De hecho, es imposible comprender la verdadera posición de los santos en la vida católica sin una referencia constante a la doctrina del Cuerpo Místico. Para apreciar el papel de la Iglesia triunfante en el cielo, hay que tener constantemente presente el hecho de que la concepción católica de la Iglesia es intensamente orgánica. Al mismo tiempo, también debe recordarse que según la teología católica Dios, que es la primera y única causa necesaria de todas las cosas, ha dado a sus criaturas racionales la inestimable dignidad y el privilegio de actuar como agentes inteligentes y cooperativos de su vida. voluntad. En otras palabras, Dios quiere que ciertas cosas sucedan mediante la acción de los hombres o de los ángeles.

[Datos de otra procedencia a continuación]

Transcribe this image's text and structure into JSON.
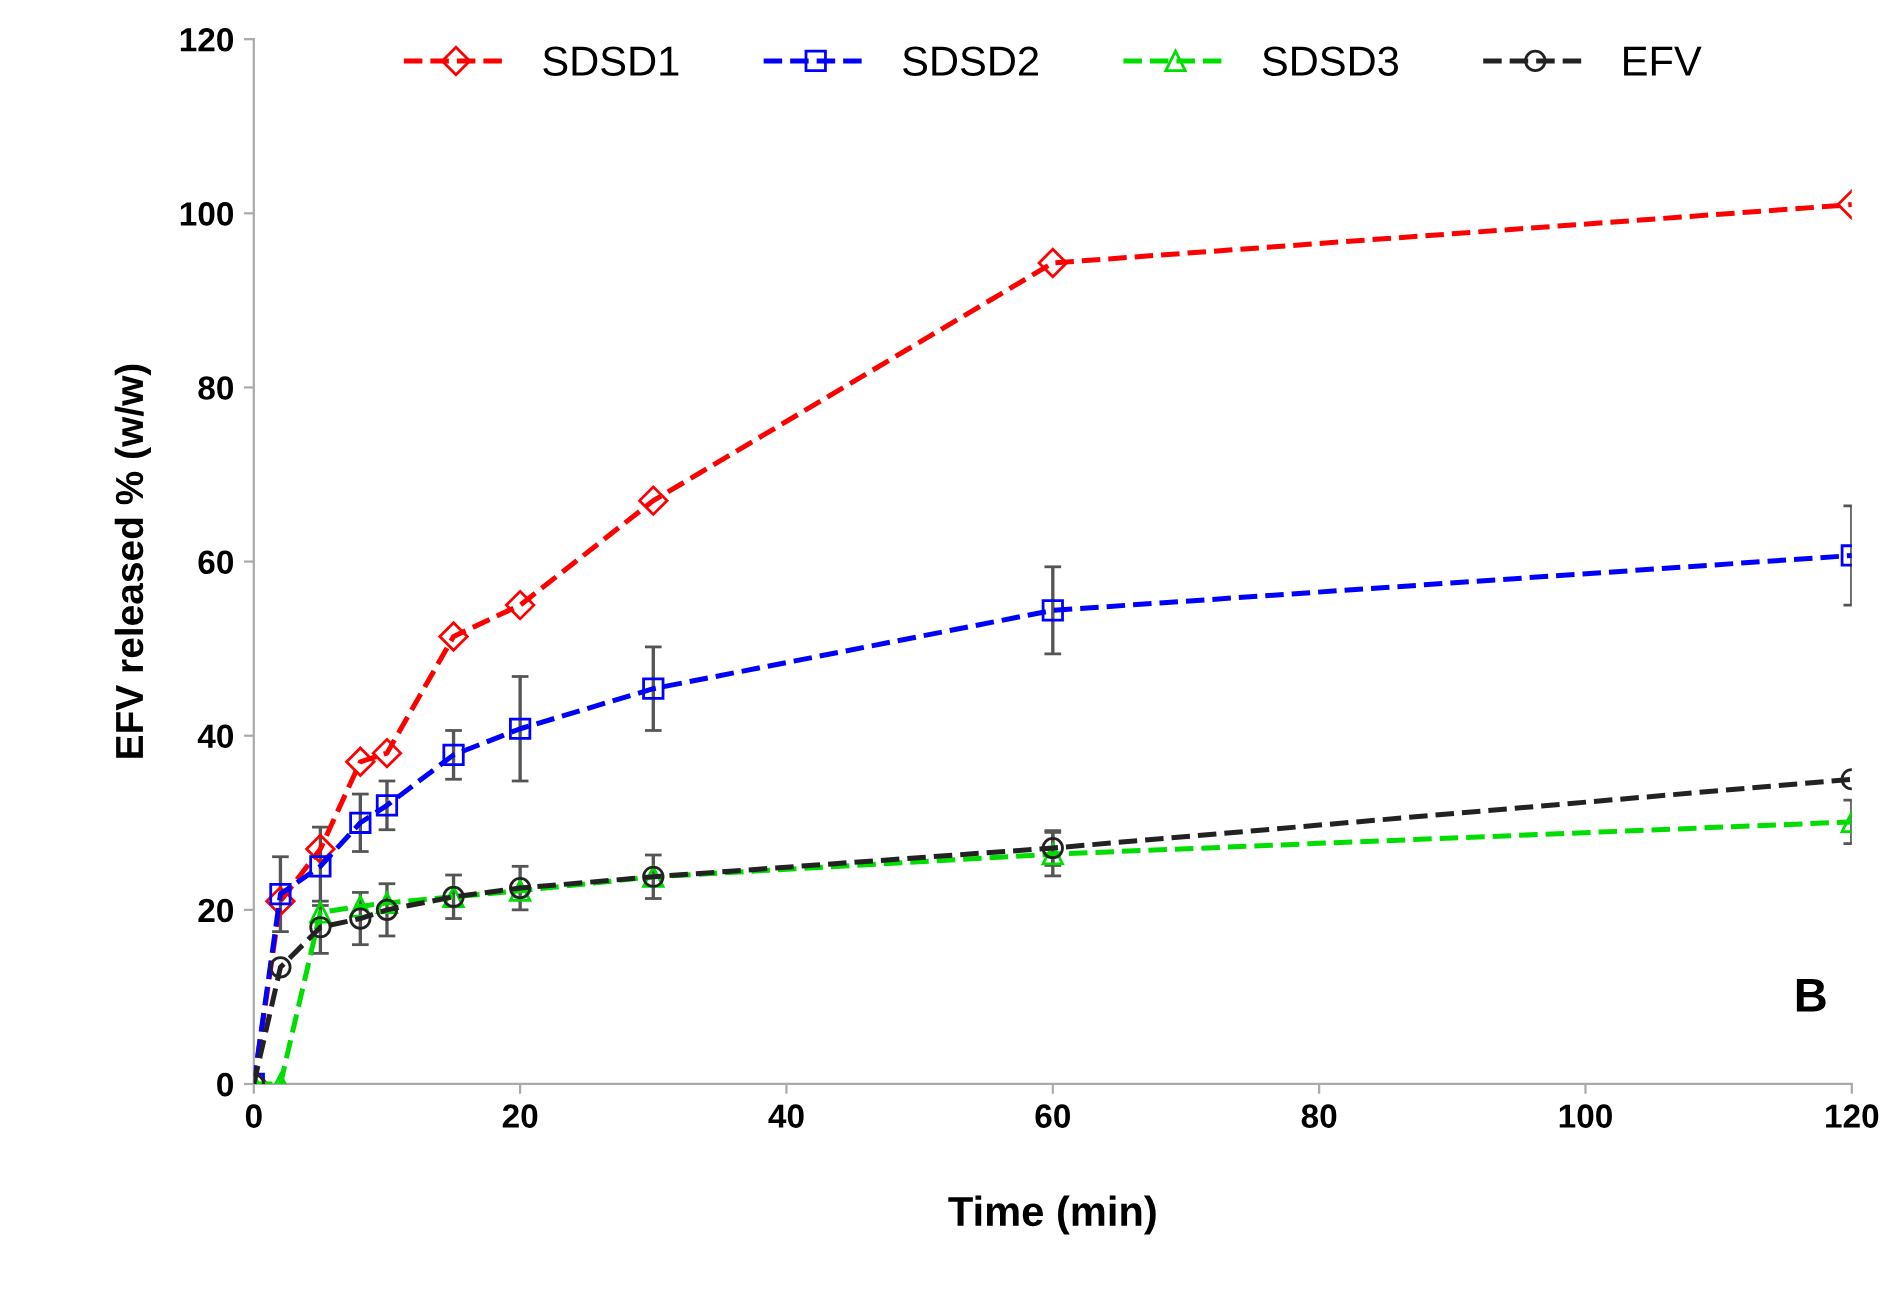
{
  "chart_data": {
    "type": "line",
    "xlabel": "Time (min)",
    "ylabel": "EFV released % (w/w)",
    "x": [
      0,
      2,
      5,
      8,
      10,
      15,
      20,
      30,
      60,
      120
    ],
    "xlim": [
      0,
      120
    ],
    "xticks": [
      0,
      20,
      40,
      60,
      80,
      100,
      120
    ],
    "ylim": [
      0,
      120
    ],
    "yticks": [
      0,
      20,
      40,
      60,
      80,
      100,
      120
    ],
    "grid": false,
    "legend": "top",
    "line_style": "dashed",
    "annotations": [
      "B"
    ],
    "series": [
      {
        "name": "SDSD1",
        "color": "#ff0000",
        "marker": "diamond",
        "values": [
          0,
          21,
          27,
          37,
          38,
          51.4,
          55,
          67,
          94.3,
          101
        ]
      },
      {
        "name": "SDSD2",
        "color": "#0000ff",
        "marker": "square",
        "values": [
          0,
          21.8,
          25,
          30,
          32,
          37.8,
          40.8,
          45.4,
          54.4,
          60.7
        ],
        "errors": [
          null,
          4.3,
          4.5,
          3.3,
          2.8,
          2.8,
          6,
          4.8,
          5,
          5.7
        ]
      },
      {
        "name": "SDSD3",
        "color": "#00dd00",
        "marker": "triangle",
        "values": [
          0,
          0,
          19.7,
          20.4,
          20.8,
          21.5,
          22.2,
          23.8,
          26.4,
          30.1
        ],
        "errors": [
          null,
          null,
          null,
          null,
          null,
          null,
          null,
          null,
          2.5,
          2.5
        ]
      },
      {
        "name": "EFV",
        "color": "#222222",
        "marker": "circle",
        "values": [
          0,
          13.4,
          18,
          19,
          20,
          21.5,
          22.5,
          23.8,
          27.1,
          35
        ],
        "errors": [
          null,
          null,
          3,
          3,
          3,
          2.5,
          2.5,
          2.5,
          2,
          null
        ]
      }
    ]
  }
}
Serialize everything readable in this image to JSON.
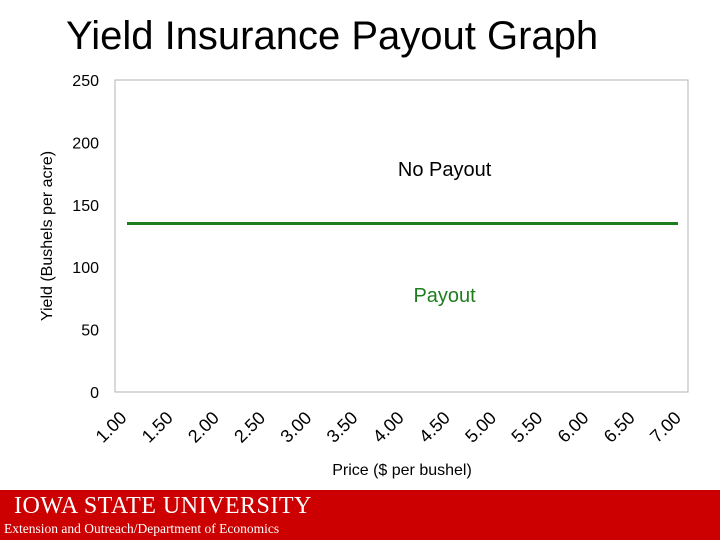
{
  "slide": {
    "title": "Yield Insurance Payout Graph",
    "footer_university": "IOWA STATE UNIVERSITY",
    "footer_sub": "Extension and Outreach/Department of Economics",
    "brand_color": "#cc0000"
  },
  "chart_data": {
    "type": "line",
    "title": "",
    "xlabel": "Price ($ per bushel)",
    "ylabel": "Yield (Bushels per acre)",
    "categories": [
      "1.00",
      "1.50",
      "2.00",
      "2.50",
      "3.00",
      "3.50",
      "4.00",
      "4.50",
      "5.00",
      "5.50",
      "6.00",
      "6.50",
      "7.00"
    ],
    "series": [
      {
        "values": [
          135,
          135,
          135,
          135,
          135,
          135,
          135,
          135,
          135,
          135,
          135,
          135,
          135
        ],
        "color": "#1e7d1e"
      }
    ],
    "ylim": [
      0,
      250
    ],
    "yticks": [
      0,
      50,
      100,
      150,
      200,
      250
    ],
    "grid": false,
    "annotations": [
      {
        "text": "No Payout",
        "x": "5.00",
        "y": 178,
        "color": "#000000"
      },
      {
        "text": "Payout",
        "x": "5.00",
        "y": 77,
        "color": "#1e7d1e"
      }
    ]
  }
}
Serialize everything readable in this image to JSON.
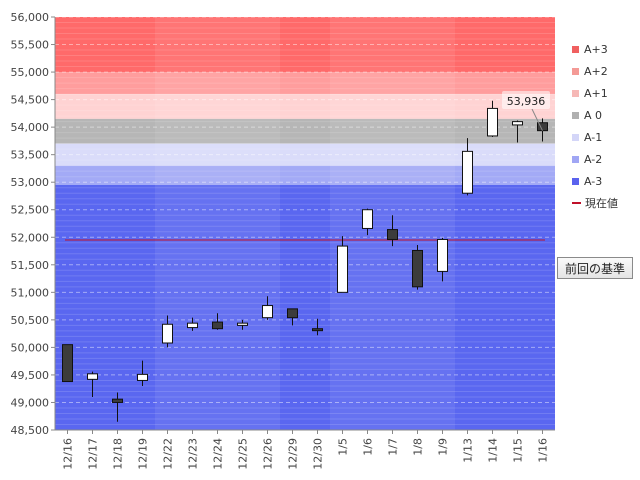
{
  "chart_data": {
    "type": "candlestick",
    "y_ticks": [
      "56,000",
      "55,500",
      "55,000",
      "54,500",
      "54,000",
      "53,500",
      "53,000",
      "52,500",
      "52,000",
      "51,500",
      "51,000",
      "50,500",
      "50,000",
      "49,500",
      "49,000",
      "48,500"
    ],
    "ylim": [
      48500,
      56000
    ],
    "categories": [
      "12/16",
      "12/17",
      "12/18",
      "12/19",
      "12/22",
      "12/23",
      "12/24",
      "12/25",
      "12/26",
      "12/29",
      "12/30",
      "1/5",
      "1/6",
      "1/7",
      "1/8",
      "1/9",
      "1/13",
      "1/14",
      "1/15",
      "1/16"
    ],
    "candles": [
      {
        "o": 50050,
        "h": 50050,
        "l": 49380,
        "c": 49380
      },
      {
        "o": 49420,
        "h": 49560,
        "l": 49100,
        "c": 49520
      },
      {
        "o": 49060,
        "h": 49180,
        "l": 48650,
        "c": 49000
      },
      {
        "o": 49400,
        "h": 49760,
        "l": 49300,
        "c": 49510
      },
      {
        "o": 50080,
        "h": 50580,
        "l": 50000,
        "c": 50420
      },
      {
        "o": 50360,
        "h": 50540,
        "l": 50300,
        "c": 50440
      },
      {
        "o": 50460,
        "h": 50620,
        "l": 50320,
        "c": 50340
      },
      {
        "o": 50400,
        "h": 50500,
        "l": 50320,
        "c": 50440
      },
      {
        "o": 50540,
        "h": 50930,
        "l": 50500,
        "c": 50760
      },
      {
        "o": 50700,
        "h": 50700,
        "l": 50400,
        "c": 50540
      },
      {
        "o": 50340,
        "h": 50520,
        "l": 50220,
        "c": 50320
      },
      {
        "o": 51000,
        "h": 52020,
        "l": 51000,
        "c": 51840
      },
      {
        "o": 52160,
        "h": 52520,
        "l": 52040,
        "c": 52500
      },
      {
        "o": 52140,
        "h": 52400,
        "l": 51840,
        "c": 51960
      },
      {
        "o": 51760,
        "h": 51860,
        "l": 51050,
        "c": 51100
      },
      {
        "o": 51380,
        "h": 51990,
        "l": 51200,
        "c": 51960
      },
      {
        "o": 52800,
        "h": 53800,
        "l": 52760,
        "c": 53560
      },
      {
        "o": 53840,
        "h": 54480,
        "l": 53820,
        "c": 54340
      },
      {
        "o": 54040,
        "h": 54120,
        "l": 53720,
        "c": 54100
      },
      {
        "o": 54080,
        "h": 54160,
        "l": 53740,
        "c": 53936
      }
    ],
    "bands": [
      {
        "name": "A+3",
        "from": 55000,
        "to": 56000,
        "color": "#ff6a6a",
        "swatch": "#f06060"
      },
      {
        "name": "A+2",
        "from": 54600,
        "to": 55000,
        "color": "#ff9d9d",
        "swatch": "#f49a96"
      },
      {
        "name": "A+1",
        "from": 54150,
        "to": 54600,
        "color": "#ffd3d3",
        "swatch": "#f6b8b6"
      },
      {
        "name": "A 0",
        "from": 53700,
        "to": 54150,
        "color": "#b6b6b6",
        "swatch": "#b0b0b0"
      },
      {
        "name": "A-1",
        "from": 53300,
        "to": 53700,
        "color": "#dadcfa",
        "swatch": "#d4d6f8"
      },
      {
        "name": "A-2",
        "from": 52950,
        "to": 53300,
        "color": "#a3aaf6",
        "swatch": "#a0a6f4"
      },
      {
        "name": "A-3",
        "from": 48500,
        "to": 52950,
        "color": "#5a67f0",
        "swatch": "#5a62ee"
      }
    ],
    "current_value_label": "現在値",
    "current_value_color": "#c0102a",
    "baseline_value": 51950,
    "callout_text": "53,936",
    "grid": true,
    "legend_position": "right"
  },
  "baseline_button_label": "前回の基準"
}
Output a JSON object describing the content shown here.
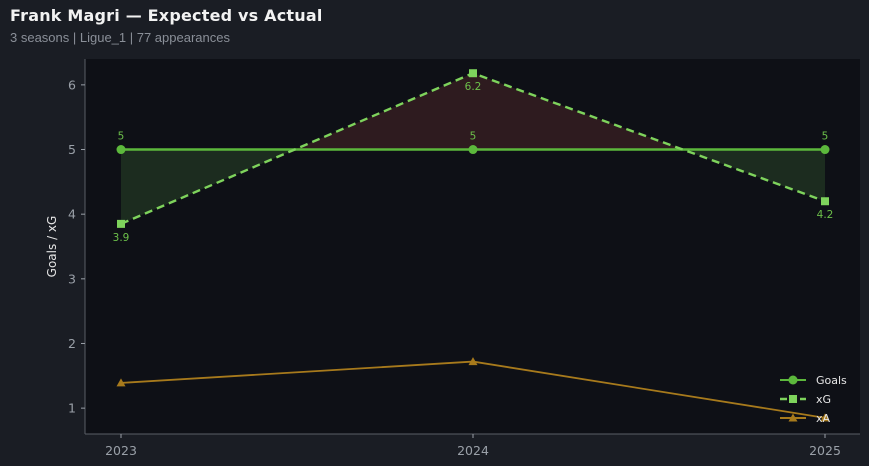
{
  "header": {
    "title": "Frank Magri — Expected vs Actual",
    "subtitle": "3 seasons | Ligue_1 | 77 appearances"
  },
  "chart_data": {
    "type": "line",
    "x": [
      "2023",
      "2024",
      "2025"
    ],
    "ylabel": "Goals / xG",
    "ylim": [
      0.6,
      6.4
    ],
    "yticks": [
      1,
      2,
      3,
      4,
      5,
      6
    ],
    "grid": false,
    "legend_position": "bottom-right",
    "series": [
      {
        "name": "Goals",
        "values": [
          5,
          5,
          5
        ],
        "color": "#5cb83c",
        "marker": "circle",
        "style": "solid",
        "labels": [
          "5",
          "5",
          "5"
        ]
      },
      {
        "name": "xG",
        "values": [
          3.85,
          6.18,
          4.2
        ],
        "color": "#7ed35c",
        "marker": "square",
        "style": "dashed",
        "labels": [
          "3.9",
          "6.2",
          "4.2"
        ]
      },
      {
        "name": "xA",
        "values": [
          1.39,
          1.72,
          0.85
        ],
        "color": "#a77a1c",
        "marker": "triangle",
        "style": "solid"
      }
    ],
    "fill_colors": {
      "overperform": "#1c2c1f",
      "underperform": "#2e1b1f"
    }
  }
}
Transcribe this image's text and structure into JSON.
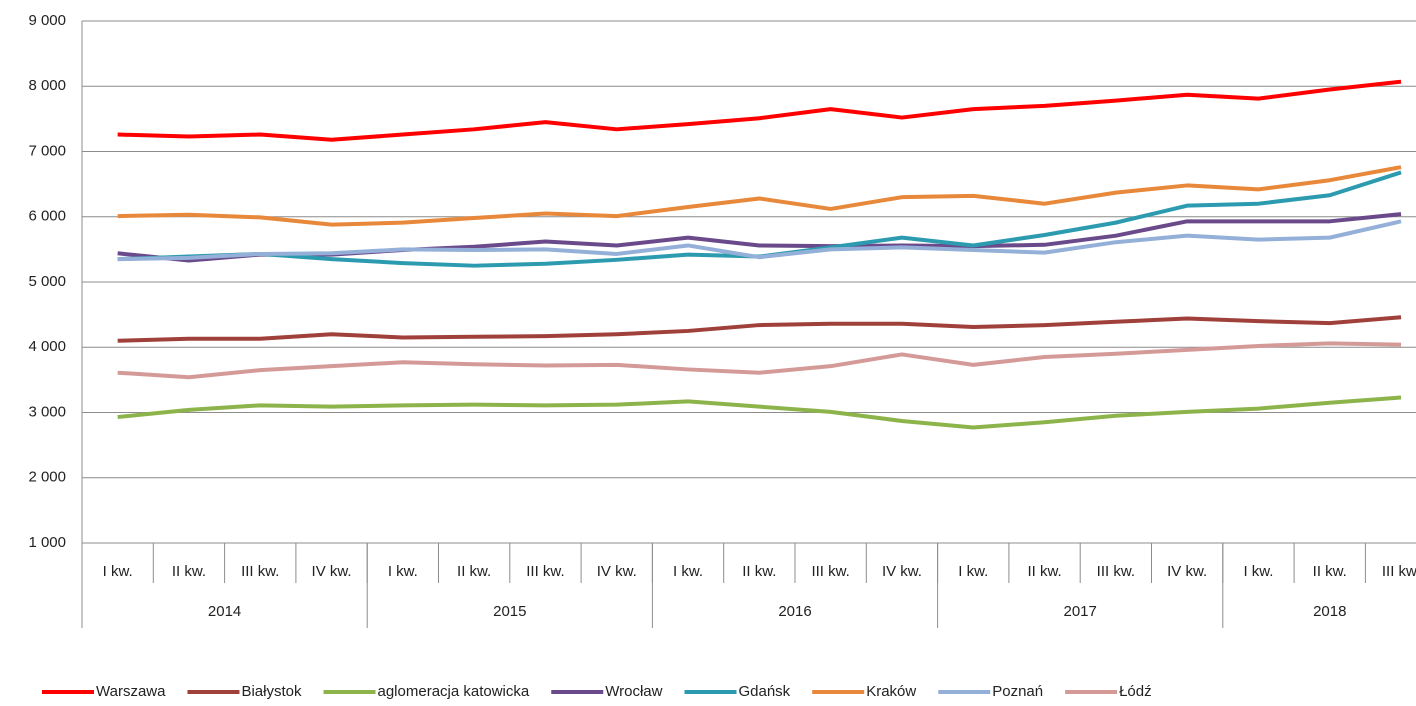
{
  "chart_data": {
    "type": "line",
    "categories": [
      "I kw.",
      "II kw.",
      "III kw.",
      "IV kw.",
      "I kw.",
      "II kw.",
      "III kw.",
      "IV kw.",
      "I kw.",
      "II kw.",
      "III kw.",
      "IV kw.",
      "I kw.",
      "II kw.",
      "III kw.",
      "IV kw.",
      "I kw.",
      "II kw.",
      "III kw."
    ],
    "x_groups": [
      {
        "label": "2014",
        "count": 4
      },
      {
        "label": "2015",
        "count": 4
      },
      {
        "label": "2016",
        "count": 4
      },
      {
        "label": "2017",
        "count": 4
      },
      {
        "label": "2018",
        "count": 3
      }
    ],
    "ylim": [
      1000,
      9000
    ],
    "yticks": [
      {
        "value": 1000,
        "label": "1 000"
      },
      {
        "value": 2000,
        "label": "2 000"
      },
      {
        "value": 3000,
        "label": "3 000"
      },
      {
        "value": 4000,
        "label": "4 000"
      },
      {
        "value": 5000,
        "label": "5 000"
      },
      {
        "value": 6000,
        "label": "6 000"
      },
      {
        "value": 7000,
        "label": "7 000"
      },
      {
        "value": 8000,
        "label": "8 000"
      },
      {
        "value": 9000,
        "label": "9 000"
      }
    ],
    "grid": true,
    "legend": "bottom",
    "series": [
      {
        "name": "Warszawa",
        "color": "#ff0000",
        "values": [
          7260,
          7230,
          7260,
          7180,
          7260,
          7340,
          7450,
          7340,
          7420,
          7510,
          7650,
          7520,
          7650,
          7700,
          7780,
          7870,
          7810,
          7950,
          8070
        ]
      },
      {
        "name": "Białystok",
        "color": "#a0403a",
        "values": [
          4100,
          4130,
          4130,
          4200,
          4150,
          4160,
          4170,
          4200,
          4250,
          4340,
          4360,
          4360,
          4310,
          4340,
          4390,
          4440,
          4400,
          4370,
          4460
        ]
      },
      {
        "name": "aglomeracja katowicka",
        "color": "#8cb44a",
        "values": [
          2930,
          3040,
          3110,
          3090,
          3110,
          3120,
          3110,
          3120,
          3170,
          3090,
          3010,
          2870,
          2770,
          2850,
          2950,
          3010,
          3060,
          3150,
          3230
        ]
      },
      {
        "name": "Wrocław",
        "color": "#6a4a8a",
        "values": [
          5440,
          5330,
          5420,
          5420,
          5490,
          5540,
          5620,
          5560,
          5680,
          5560,
          5550,
          5560,
          5550,
          5570,
          5710,
          5930,
          5930,
          5930,
          6040
        ]
      },
      {
        "name": "Gdańsk",
        "color": "#2c9bb0",
        "values": [
          5350,
          5390,
          5430,
          5350,
          5290,
          5250,
          5280,
          5340,
          5420,
          5390,
          5530,
          5680,
          5560,
          5720,
          5910,
          6170,
          6200,
          6330,
          6680
        ]
      },
      {
        "name": "Kraków",
        "color": "#e8883a",
        "values": [
          6010,
          6030,
          5990,
          5880,
          5910,
          5980,
          6050,
          6010,
          6150,
          6280,
          6120,
          6300,
          6320,
          6200,
          6370,
          6480,
          6420,
          6560,
          6760
        ]
      },
      {
        "name": "Poznań",
        "color": "#94b0d8",
        "values": [
          5350,
          5370,
          5430,
          5440,
          5500,
          5490,
          5500,
          5430,
          5560,
          5380,
          5500,
          5530,
          5490,
          5450,
          5610,
          5710,
          5650,
          5680,
          5930
        ]
      },
      {
        "name": "Łódź",
        "color": "#d49a98",
        "values": [
          3610,
          3540,
          3650,
          3710,
          3770,
          3740,
          3720,
          3730,
          3660,
          3610,
          3710,
          3890,
          3730,
          3850,
          3900,
          3960,
          4020,
          4060,
          4040
        ]
      }
    ]
  }
}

Los santos de Dios son los miembros más perfectos del Cuerpo Místico de Cristo, la Iglesia, en el que cada miembro tiene una función que desempeñar. Todos los miembros del Cuerpo Místico, unidos en la caridad, están obligados a ayudarse unos a otros. La bondad y la fuerza de uno afectan la bondad y la fuerza de todos, así como los pecados y las debilidades de uno son perjudiciales para el bienestar de todos. Cualquier miembro del Cuerpo Místico puede pedir la ayuda de los demás, y no hay ayuda que puedan dar tan grande como la de las oraciones de aquellos miembros de Cristo, los santos, cuya membresía en él es perfecta. Son colaboradores en el plan ordenado de Dios para la salvación de las almas.